CNJ analisa hoje Zveiter, nepotismo e recesso em todo o Judiciário
O Conselho Nacional de Justiça irá apreciar hoje, a partir das 9h, as cinco reclamações disciplinares que solicitam o afastamento de Luiz Zveiter da presidência do Superior Tribunal de Justiça Desportiva (STJD), ligado à Confederação Brasileira de Futebol.
Os autores das reclamações entendem que Zveiter não poderia acumular a presidência do STJD com o cargo de desembargador de Justiça do Rio de Janeiro. A fundamentação jurídica está baseada no fato de que a Constituição proíbe o acúmulo da função de membro do STJD com a de magistrado. Em sua defesa, Luiz Zveiter disse que não há irregularidade nenhuma em sua situação e pede a improcedência das reclamações.
Os processos foram distribuídos ao ministro Antônio de Pádua Ribeiro, corregedor nacional de Justiça, que está analisando os feitos. Se o CNJ decidir pela proibição das citadas funções, os magistrados nos Tribunais Desportivos terão de deixar seus cargos.
Nepotismo - O Colégio Permanente de Presidentes dos Tribunais de Justiça solicitou ao Conselho Nacional de Justiça (CNJ) alguns esclarecimentos sobre a redação da Resolução nº 7, que proíbe o nepotismo do Judiciário.
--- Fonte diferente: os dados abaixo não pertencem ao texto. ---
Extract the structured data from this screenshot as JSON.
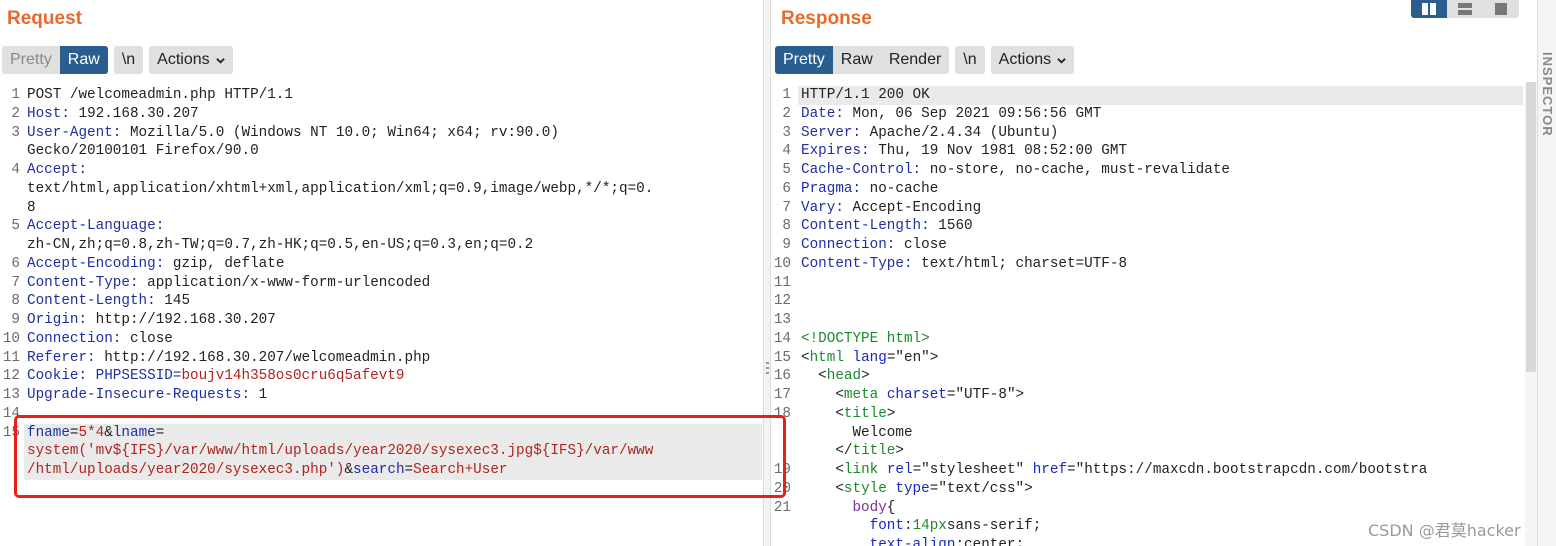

Segundo o colégio, as ponderações servem para evitar dúvidas de interpretação ou até mesmo questionamentos judiciais. O pleito dos magistrados será apreciado na sessão plenária do CNJ na terça-feira (29).
Entre os pontos da redação da nova norma questionados pelos presidentes dos tribunais de Justiça, está a indicação dos graus de parentesco, que segundo eles está em desacordo com o atual Código Civil.
Outro item que teve sua revisão requerida é o parágrafo 1º do artigo 2º da resolução. De acordo com o colégio, as três condições estabelecidas ali não devem ser consideradas em conjunto, mas, sim, isoladamente. Ainda segundo os magistrados, caso mantida a redação, os servidores de carreira, admitidos por concurso público, não poderiam ser nomeados para cargos de assessor ou de direção nos tribunais.
O colégio pede ainda a alteração na redação do parágrafo 2º do mesmo artigo, com a indicação da norma legal que o inspirou. Isso para permitir sua aplicação fiel ao contexto em que se inseriu.
Outra sugestão vem do Tribunal de Justiça de Mato Grosso do Sul (TJ/MS). Segundo o TJ/MS, a resolução, da forma como está, não contemplou expressamente a figura do empregado público regido pela CLT e contratado por meio de concurso público por tempo indeterminado, função viabilizada no Judiciário sul-mato-grossense pela Lei Estadual nº 1974/99. Assim, pede a inclusão na norma da nomeação ou designação dos empregados nestas condições. Constam ainda na pauta do dia 29 outros três pedidos para revisão da Resolução nº 7.
Os pedidos de esclarecimentos quanto aos atos do Conselho estão previstos no regimento interno do órgão. O artigo 21 estabelece que "ocorrendo obscuridade, contradição ou omissão na decisão, poderá o interessado, no prazo de cinco dias, por simples petição, requerer que sejam prestados esclarecimentos". O pedido, contudo, não tem efeito suspensivo, de modo que o prazo de 90 dias para que os tribunais cumpram a norma corre normalmente.
Recesso - O recesso forense será discutido na próxima sessão plenária do Conselho Nacional de Justiça (CNJ). Na terça-feira (29), o plenário apreciará os pedidos da OAB do Paraná e do Sindicato dos Advogados do Rio de Janeiro para uniformizar a suspensão de prazos processuais nos tribunais do Poder Judiciário da União e dos Estados no período de Natal e de Ano Novo. A Emenda Constitucional 45, da Reforma do Judiciário, extinguiu as férias coletivas dos tribunais.
Contudo, isso não atinge os feriados forenses ou recessos, nos quais os prazos ficam suspensos. Lei 5.010/66 determina o funcionamento do Poder Judiciário da União exclusivamente em regime de plantão, no período compreendido entre os dias 20 de dezembro e 6 de janeiro.
Os pleitos da OAB paranaense e do sindicato carioca pretendem estender esse sistema para a Justiça estadual, sob o argumento de conferir uniformidade administrativa em todo o Judiciário e garantir o recesso aos advogados nesse período.